A Administração Regional de Saúde de Lisboa e Vale do Tejo (ARSLVT) ignorou a disponibilidade dos hospitais públicos para operarem uma criança com dez meses, tendo autorizado esta operação e mais outras cinco no Hospital da Cruz Vermelha.
O caso foi conhecido através de uma reportagem televisiva, difundida em janeiro, na qual os pais do menino - Rafael -, uma criança na altura com nove meses e uma cardiopatia congénita, a necessitar de uma cirurgia, apelavam para que o filho fosse operado no Hospital da Cruz Vermelha, onde estava a ser seguido.
Na altura, a operação ainda não tinha sido concretizada, pois o protocolo entre a ARSLVT e o HCV que a viabilizaria estava suspenso, tendo para tal contribuído uma auditoria do Tribunal de Contas (TC), a denunciar que alguns doentes foram enviados para esta instituição, apesar de haver capacidade em unidades do Serviço Nacional de Saúde (SNS).
Alheios a esta questão, os pais desesperavam por ver o seu filho operado, como contou à Lusa o pai de Rafael, Abel Beja.

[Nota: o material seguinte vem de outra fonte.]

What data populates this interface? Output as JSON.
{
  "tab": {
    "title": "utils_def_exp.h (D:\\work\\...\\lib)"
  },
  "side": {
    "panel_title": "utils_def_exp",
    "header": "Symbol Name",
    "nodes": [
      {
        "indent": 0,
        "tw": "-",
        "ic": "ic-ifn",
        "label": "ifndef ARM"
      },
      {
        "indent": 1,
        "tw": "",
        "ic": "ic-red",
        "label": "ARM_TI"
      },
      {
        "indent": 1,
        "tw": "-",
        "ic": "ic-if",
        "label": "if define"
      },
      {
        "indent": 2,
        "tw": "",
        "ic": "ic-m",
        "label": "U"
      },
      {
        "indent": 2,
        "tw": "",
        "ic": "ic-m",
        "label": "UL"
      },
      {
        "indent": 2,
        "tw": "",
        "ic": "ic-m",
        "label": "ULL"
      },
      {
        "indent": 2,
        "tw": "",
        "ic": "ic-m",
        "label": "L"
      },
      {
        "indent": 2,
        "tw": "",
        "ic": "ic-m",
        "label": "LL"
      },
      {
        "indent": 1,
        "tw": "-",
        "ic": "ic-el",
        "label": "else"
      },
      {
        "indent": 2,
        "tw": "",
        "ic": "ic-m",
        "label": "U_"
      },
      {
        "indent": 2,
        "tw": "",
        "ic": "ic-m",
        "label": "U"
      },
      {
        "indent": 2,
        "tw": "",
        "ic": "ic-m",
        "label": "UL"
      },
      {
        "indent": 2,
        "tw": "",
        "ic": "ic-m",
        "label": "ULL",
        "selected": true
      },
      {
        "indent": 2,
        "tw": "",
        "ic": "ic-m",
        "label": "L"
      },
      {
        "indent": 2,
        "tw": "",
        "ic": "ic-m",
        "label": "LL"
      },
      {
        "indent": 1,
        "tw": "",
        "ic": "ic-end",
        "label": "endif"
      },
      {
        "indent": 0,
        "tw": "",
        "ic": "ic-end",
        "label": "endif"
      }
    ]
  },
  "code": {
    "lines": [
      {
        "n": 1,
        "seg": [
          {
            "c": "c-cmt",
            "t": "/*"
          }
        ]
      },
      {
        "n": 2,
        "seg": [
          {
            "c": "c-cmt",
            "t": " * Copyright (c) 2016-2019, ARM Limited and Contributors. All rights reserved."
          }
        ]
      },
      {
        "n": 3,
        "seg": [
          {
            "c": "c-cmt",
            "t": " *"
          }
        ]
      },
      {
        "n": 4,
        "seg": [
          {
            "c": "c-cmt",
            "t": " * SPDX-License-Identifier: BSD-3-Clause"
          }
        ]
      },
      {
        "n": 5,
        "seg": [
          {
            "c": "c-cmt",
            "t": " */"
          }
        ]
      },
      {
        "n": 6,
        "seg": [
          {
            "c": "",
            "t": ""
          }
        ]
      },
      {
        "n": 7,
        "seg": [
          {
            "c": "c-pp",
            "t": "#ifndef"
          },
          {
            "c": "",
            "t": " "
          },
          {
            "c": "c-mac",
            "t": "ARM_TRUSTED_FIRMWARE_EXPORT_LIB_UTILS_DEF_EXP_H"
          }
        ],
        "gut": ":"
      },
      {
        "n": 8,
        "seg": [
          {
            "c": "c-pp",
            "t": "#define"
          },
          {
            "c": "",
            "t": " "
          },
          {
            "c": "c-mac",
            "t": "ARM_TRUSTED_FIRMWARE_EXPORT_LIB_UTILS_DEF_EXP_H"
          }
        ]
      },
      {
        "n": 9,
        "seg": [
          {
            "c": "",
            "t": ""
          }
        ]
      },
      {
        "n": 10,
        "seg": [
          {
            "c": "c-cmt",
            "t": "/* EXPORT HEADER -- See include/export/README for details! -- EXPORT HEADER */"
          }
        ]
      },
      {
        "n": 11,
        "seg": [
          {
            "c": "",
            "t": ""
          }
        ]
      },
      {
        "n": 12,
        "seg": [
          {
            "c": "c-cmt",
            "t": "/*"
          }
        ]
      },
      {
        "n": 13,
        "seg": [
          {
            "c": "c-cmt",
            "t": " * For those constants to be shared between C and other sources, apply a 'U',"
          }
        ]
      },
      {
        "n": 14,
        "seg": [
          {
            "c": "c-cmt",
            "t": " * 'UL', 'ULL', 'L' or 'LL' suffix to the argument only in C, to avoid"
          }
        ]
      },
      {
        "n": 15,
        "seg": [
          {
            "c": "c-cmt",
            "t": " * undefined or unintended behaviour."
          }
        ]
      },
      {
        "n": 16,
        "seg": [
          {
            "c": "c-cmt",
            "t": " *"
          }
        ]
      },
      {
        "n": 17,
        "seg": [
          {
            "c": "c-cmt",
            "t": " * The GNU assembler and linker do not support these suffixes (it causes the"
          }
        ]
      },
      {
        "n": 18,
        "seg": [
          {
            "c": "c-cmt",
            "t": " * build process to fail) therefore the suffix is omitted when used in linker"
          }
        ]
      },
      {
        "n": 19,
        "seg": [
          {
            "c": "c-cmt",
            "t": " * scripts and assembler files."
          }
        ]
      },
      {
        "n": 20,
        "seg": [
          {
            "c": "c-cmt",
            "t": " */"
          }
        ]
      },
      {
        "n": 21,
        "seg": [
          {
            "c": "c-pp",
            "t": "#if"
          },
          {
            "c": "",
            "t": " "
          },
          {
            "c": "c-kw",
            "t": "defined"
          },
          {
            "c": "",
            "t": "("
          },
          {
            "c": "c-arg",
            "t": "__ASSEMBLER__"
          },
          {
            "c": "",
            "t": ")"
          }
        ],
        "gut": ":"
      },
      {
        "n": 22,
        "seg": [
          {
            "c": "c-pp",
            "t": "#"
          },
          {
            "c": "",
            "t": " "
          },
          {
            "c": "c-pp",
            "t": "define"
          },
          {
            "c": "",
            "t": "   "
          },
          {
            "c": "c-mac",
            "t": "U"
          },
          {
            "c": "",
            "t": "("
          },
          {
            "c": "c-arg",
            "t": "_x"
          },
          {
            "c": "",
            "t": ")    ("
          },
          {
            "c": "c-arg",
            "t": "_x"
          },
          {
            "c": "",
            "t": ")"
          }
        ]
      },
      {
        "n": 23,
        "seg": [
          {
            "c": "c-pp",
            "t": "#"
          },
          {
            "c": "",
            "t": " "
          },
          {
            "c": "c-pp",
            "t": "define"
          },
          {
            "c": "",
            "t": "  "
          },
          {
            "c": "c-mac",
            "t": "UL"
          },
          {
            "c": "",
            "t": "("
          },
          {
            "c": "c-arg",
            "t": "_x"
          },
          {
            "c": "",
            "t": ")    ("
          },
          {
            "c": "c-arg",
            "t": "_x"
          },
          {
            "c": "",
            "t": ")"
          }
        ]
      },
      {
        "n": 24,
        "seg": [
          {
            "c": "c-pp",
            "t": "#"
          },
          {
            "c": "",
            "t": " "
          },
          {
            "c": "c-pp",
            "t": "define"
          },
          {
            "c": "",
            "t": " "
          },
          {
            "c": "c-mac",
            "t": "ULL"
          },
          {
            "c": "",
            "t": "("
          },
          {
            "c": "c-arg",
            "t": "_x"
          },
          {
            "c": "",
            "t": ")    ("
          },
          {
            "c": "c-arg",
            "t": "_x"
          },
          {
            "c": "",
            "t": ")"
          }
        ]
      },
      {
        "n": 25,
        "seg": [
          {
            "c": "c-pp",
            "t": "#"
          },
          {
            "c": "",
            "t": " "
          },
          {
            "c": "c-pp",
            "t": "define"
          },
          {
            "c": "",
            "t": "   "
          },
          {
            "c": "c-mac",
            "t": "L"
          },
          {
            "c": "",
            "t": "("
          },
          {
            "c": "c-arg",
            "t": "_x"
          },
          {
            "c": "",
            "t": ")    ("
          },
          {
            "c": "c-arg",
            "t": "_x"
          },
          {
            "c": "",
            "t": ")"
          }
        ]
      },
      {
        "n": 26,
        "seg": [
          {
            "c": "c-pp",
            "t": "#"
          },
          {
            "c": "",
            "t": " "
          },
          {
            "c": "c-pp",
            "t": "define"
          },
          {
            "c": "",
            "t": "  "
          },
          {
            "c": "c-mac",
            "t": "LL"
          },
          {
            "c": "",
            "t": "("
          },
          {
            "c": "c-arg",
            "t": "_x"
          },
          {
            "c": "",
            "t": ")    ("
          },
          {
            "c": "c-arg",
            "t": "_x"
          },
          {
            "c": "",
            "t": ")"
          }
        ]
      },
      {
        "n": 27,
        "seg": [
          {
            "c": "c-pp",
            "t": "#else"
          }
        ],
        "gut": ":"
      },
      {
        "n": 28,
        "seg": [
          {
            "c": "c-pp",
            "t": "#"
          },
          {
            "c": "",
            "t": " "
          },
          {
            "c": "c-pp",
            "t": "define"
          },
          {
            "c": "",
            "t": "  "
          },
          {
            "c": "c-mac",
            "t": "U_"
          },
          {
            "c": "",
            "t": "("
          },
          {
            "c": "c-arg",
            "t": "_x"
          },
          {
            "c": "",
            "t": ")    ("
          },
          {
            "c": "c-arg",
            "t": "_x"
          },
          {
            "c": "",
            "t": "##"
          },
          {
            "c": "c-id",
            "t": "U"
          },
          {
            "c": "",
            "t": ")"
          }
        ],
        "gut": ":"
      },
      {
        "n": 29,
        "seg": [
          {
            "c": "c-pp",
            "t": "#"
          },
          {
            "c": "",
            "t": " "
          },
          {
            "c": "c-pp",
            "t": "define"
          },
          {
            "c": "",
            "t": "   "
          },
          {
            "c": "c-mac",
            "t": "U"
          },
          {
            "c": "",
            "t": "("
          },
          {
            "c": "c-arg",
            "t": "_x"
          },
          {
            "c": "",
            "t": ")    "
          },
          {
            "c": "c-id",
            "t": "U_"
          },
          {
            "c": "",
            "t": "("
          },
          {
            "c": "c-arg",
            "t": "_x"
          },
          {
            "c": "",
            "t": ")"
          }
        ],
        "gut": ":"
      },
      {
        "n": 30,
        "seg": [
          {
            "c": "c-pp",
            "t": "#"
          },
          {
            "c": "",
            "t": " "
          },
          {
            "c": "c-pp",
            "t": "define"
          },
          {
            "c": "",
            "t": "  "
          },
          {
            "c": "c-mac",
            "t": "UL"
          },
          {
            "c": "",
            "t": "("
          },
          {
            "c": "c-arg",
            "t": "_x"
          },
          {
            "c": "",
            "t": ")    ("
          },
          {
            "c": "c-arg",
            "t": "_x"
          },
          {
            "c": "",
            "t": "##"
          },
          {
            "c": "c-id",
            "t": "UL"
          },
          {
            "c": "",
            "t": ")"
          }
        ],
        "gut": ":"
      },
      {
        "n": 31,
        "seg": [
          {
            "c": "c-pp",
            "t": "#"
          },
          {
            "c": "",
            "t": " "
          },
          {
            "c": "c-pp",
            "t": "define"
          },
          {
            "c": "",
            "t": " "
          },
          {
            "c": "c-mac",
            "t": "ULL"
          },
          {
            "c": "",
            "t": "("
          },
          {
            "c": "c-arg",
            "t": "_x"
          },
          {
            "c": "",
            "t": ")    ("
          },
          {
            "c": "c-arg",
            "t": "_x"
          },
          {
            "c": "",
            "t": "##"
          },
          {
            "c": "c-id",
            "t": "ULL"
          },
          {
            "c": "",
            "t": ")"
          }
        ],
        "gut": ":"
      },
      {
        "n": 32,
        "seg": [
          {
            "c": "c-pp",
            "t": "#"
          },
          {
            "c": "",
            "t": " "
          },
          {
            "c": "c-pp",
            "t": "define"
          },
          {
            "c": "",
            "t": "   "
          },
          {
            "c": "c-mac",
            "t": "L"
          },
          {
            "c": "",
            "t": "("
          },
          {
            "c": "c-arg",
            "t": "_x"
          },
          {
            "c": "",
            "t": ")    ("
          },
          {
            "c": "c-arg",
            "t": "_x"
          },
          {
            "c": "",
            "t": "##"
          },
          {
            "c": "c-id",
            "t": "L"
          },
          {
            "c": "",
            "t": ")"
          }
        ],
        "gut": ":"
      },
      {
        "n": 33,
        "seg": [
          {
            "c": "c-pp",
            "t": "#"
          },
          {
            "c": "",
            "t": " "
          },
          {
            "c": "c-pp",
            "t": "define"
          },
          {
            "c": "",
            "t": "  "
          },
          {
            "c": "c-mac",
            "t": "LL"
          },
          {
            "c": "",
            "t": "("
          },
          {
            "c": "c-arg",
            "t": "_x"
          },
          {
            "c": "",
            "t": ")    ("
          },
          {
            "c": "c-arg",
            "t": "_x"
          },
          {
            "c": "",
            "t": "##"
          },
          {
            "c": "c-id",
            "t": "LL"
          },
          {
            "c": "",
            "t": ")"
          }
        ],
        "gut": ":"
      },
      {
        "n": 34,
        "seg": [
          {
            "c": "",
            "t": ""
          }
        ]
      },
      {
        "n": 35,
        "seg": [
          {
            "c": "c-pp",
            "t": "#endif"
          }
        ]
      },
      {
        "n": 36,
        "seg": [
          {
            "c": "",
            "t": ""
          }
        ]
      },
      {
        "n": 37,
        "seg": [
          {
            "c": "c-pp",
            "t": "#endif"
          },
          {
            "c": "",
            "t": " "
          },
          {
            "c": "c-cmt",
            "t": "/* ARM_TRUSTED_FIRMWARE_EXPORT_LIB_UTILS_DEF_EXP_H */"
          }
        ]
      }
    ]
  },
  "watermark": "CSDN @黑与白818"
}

Questionado sobre a razão pela qual o filho não ter sido entretanto operado em outro hospital, evitando pelo menos um mês de espera, Abel Beja disse desconhecer a razão e achar que a intervenção só era possível no HCV.
O pai da criança assume a natural preferência por ver o filho ser operado pelos profissionais do HCV que o seguiram desde os primeiros problemas de saúde, que aconteceram quase após o nascimento, em abril do ano passado, quando ainda estava em vigor o protocolo.
Após o conhecimento público do caso, que motivou, inclusive, uma petição on-line e perguntas à tutela de partidos políticos, o Centro Hospitalar de Lisboa Central (CHLC), que inclui o Hospital de Santa Marta, uma referência na área da cardiologia, “estranhou o desenvolvimento deste processo, uma vez que a instituição reúne as necessárias condições e competências para realizar esta e todas as intervenções cirúrgicas cardíacas pediátricas necessárias”.
De acordo com o conselho de administração do CHLC, este comunicou à ARSLVT, com conhecimento à tutela, “a sua total disponibilidade para, em tempo útil, realizar a respetiva intervenção cirúrgica, bem como qualquer outra que seja necessária a crianças que se encontrem em situação idêntica”.
O secretário de Estado e Adjunto da Saúde respondeu no sentido de garantir que “iria reencaminhar a informação recebida à ARSLVT, a fim desta tomar as iniciativas entendidas como necessárias e divulgar publicamente que o SNS tem capacidade instalada para resolver todas as necessidades de cirurgia cardíaca pediátrica, nomeadamente através do CHLC – Santa Marta”, segundo este centro hospitalar.
Apesar desta informação, e do protocolo com o HPV estar suspenso, o presidente da ARSLVT optou por dar uma autorização especial para a cirurgia se realizar neste hospital.
Em esclarecimentos à Lusa, fonte deste organismo explicou que “foi inicialmente sugerida a intervenção” dos hospitais de Santa Marta ou de Santa Cruz, que não foi seguida por se tratar de uma reintervenção.
“Faz parte da qualidade de um serviço de saúde que um doente possa ser assistido pela mesma equipa que o acompanha desde o primeiro momento”, adianta a ARSLVT.
Contatado pela Lusa, fonte do HCV limitou-se a dizer que o hospital realizou a intervenção porque a isso foi autorizado e que esta unidade de saúde tem “conhecimento, disponibilidade e vontade” de realizar todas a que seja solicitado para fazer.
Além do Rafael, que já foi operado e se encontra a recuperar, o presidente da ARSLVT deu entretanto mais cinco autorizações especiais para outras tantas crianças serem operadas no HCV.
O caso tem causado forte incómodo nos profissionais dos hospitais públicos de referência de cardiologia, que não entendem a razão do Estado pagar por cirurgias que as unidades do SNS têm capacidade para realizar, e acontece numa altura em que se aguarda a decisão do Governo em relação ao futuro do protocolo suspenso.